O deputado estadual Elizeu Nascimento (PL) apresentou na sessão ordinária desta quarta-feira (30), um substitutivo integral ao projeto de lei nº 336/2022 que fixa subsídio dos cargos da carreira dos profissionais do Sistema Penitenciário, da carreira dos profissionais do Sistema Socioeducativo, e da Carreira dos Profissionais do Sistema Nacional de Trânsito, e dá outras providências.

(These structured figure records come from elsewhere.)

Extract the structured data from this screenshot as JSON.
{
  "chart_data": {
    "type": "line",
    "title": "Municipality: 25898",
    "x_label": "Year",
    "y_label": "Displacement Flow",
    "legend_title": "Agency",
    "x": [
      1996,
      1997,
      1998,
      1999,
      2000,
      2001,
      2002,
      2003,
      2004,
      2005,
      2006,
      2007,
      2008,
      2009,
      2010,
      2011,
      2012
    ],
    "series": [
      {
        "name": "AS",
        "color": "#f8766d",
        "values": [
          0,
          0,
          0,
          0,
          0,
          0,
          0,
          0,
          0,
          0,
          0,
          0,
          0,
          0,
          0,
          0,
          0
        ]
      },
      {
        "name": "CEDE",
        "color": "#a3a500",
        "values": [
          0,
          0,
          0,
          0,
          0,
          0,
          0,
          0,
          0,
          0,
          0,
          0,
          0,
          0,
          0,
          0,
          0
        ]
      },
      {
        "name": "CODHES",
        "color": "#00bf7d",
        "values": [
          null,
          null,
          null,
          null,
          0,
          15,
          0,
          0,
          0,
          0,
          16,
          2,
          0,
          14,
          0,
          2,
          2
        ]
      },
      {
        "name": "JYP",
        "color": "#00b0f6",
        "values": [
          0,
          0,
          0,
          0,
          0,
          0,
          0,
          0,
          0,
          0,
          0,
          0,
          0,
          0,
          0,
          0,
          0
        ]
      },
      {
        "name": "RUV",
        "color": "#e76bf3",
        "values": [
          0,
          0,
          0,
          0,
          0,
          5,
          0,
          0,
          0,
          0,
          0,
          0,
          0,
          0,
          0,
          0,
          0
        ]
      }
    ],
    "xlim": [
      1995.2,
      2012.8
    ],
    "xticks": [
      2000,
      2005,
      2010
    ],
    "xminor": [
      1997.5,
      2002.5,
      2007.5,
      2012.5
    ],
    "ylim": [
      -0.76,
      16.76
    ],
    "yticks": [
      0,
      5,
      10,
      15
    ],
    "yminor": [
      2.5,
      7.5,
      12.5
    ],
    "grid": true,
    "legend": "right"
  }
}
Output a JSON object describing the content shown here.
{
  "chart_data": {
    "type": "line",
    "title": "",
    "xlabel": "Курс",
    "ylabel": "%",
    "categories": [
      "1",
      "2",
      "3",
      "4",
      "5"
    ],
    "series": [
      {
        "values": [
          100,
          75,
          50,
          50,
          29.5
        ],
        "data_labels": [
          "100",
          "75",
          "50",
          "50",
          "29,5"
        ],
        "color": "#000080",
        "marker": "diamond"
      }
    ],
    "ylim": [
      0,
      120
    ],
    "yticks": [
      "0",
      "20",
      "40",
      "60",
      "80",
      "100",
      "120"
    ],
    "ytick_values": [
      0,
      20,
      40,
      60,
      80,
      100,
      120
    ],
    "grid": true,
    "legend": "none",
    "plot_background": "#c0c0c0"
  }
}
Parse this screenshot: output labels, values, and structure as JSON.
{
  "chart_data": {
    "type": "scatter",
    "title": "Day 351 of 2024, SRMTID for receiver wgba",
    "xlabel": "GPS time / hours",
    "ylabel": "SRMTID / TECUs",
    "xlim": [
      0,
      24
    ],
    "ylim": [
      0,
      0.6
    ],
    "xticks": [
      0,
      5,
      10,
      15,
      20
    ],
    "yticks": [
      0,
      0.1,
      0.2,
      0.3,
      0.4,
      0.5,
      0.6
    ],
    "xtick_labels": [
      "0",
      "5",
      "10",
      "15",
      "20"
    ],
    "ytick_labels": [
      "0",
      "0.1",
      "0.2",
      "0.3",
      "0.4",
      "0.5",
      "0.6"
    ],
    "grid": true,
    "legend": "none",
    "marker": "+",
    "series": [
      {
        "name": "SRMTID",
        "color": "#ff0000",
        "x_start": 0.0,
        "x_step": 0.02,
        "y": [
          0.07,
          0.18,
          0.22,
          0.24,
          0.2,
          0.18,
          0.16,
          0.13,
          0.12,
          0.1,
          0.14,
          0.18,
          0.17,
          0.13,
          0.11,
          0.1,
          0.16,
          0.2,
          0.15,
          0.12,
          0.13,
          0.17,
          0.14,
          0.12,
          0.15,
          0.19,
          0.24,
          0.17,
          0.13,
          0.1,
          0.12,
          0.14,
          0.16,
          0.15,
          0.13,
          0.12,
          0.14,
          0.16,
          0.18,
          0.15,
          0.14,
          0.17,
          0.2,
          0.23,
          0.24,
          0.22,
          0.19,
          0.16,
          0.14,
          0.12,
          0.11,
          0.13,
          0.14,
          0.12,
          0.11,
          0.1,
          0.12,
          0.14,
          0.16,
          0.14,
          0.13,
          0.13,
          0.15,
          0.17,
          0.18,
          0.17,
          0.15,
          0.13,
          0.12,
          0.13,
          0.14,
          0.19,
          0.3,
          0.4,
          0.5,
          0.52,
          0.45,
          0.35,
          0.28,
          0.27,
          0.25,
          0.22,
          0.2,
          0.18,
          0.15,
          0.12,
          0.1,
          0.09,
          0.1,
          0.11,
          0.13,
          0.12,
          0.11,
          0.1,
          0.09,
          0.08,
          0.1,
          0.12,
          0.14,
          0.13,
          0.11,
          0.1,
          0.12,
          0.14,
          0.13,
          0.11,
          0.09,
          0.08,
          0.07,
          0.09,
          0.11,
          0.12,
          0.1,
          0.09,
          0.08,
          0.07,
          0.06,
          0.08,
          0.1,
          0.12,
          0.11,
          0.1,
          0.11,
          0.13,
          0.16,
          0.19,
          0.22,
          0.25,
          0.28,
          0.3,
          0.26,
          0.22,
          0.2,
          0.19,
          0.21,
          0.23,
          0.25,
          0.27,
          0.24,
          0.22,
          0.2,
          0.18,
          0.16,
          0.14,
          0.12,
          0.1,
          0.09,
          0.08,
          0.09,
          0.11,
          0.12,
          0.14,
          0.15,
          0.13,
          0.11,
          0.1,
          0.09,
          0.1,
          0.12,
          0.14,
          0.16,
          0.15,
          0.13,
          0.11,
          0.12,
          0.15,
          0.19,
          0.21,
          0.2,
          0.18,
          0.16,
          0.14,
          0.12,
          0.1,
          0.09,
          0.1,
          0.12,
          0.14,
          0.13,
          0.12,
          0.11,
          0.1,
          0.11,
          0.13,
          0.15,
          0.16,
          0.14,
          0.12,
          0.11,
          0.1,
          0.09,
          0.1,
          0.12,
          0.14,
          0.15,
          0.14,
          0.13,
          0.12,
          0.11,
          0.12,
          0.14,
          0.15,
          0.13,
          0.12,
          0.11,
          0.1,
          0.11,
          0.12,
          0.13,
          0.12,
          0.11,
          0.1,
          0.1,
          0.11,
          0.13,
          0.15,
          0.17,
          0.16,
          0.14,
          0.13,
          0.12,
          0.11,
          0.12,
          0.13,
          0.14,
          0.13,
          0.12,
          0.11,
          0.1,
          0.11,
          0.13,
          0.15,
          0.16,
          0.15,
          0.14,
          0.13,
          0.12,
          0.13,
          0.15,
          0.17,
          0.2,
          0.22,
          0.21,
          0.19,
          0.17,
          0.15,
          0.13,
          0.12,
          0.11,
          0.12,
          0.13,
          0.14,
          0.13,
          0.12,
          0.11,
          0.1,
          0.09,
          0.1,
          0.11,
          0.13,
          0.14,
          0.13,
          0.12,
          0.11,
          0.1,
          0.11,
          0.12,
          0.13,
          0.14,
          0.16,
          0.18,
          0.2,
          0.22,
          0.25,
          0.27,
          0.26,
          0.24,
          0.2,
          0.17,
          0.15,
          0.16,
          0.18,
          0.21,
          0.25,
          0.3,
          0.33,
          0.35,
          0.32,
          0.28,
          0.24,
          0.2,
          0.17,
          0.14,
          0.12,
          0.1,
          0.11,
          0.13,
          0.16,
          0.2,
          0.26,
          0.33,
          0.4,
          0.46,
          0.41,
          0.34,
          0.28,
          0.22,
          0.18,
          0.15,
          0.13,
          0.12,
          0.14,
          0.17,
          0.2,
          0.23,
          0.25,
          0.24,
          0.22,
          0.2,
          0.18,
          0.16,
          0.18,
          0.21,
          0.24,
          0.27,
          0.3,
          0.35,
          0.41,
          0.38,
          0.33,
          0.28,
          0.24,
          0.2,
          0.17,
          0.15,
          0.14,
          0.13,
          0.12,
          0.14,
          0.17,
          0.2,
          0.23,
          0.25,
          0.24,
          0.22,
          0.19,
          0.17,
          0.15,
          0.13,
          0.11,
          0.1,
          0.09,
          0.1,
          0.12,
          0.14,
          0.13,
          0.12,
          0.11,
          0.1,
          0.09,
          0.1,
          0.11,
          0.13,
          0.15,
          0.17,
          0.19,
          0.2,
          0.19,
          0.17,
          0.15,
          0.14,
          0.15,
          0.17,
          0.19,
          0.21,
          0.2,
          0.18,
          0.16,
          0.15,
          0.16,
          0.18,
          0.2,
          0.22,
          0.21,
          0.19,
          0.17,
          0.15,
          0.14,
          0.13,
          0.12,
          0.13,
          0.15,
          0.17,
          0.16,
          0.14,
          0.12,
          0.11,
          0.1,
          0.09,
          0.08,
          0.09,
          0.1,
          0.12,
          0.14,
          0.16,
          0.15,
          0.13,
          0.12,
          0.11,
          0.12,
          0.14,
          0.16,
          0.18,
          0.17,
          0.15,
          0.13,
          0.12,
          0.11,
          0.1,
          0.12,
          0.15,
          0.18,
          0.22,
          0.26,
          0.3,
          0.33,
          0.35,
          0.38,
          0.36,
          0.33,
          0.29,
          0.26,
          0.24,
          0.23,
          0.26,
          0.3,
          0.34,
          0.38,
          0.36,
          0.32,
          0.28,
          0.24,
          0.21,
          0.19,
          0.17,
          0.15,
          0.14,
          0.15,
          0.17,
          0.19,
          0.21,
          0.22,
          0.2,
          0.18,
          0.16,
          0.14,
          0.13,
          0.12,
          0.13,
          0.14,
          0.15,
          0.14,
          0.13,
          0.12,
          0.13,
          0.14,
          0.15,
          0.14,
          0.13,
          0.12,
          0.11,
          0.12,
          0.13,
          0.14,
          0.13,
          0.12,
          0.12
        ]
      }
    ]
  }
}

Elizeu defende que todas as classes que integram a segurança pública tenham um ganho salarial. O substitutivo apresentado pelo deputado Elizeu, estabelece que o novo subsídio dos servidores passa a ter validade no dia 1º de abril deste ano.

“Esperamos que a valorização venha acontecer de forma isonômica, para a Polícia Civil, Polícia Militar, Corpo de Bombeiros, Polícia Penal e agentes do socioeducativo. Discordo da tabela da Polícia Penal como ela está, e acho que deveria avançar um pouco mais e acho que a PM e bombeiros também merecem um salário melhor. Defendo a isonomia salarial que os servidores da segurança recebam de forma igualitária, que tenham uma tabela igualitária dentro de suas classes hierárquicas com o tempo de contribuição e trabalho”, declarou o deputado.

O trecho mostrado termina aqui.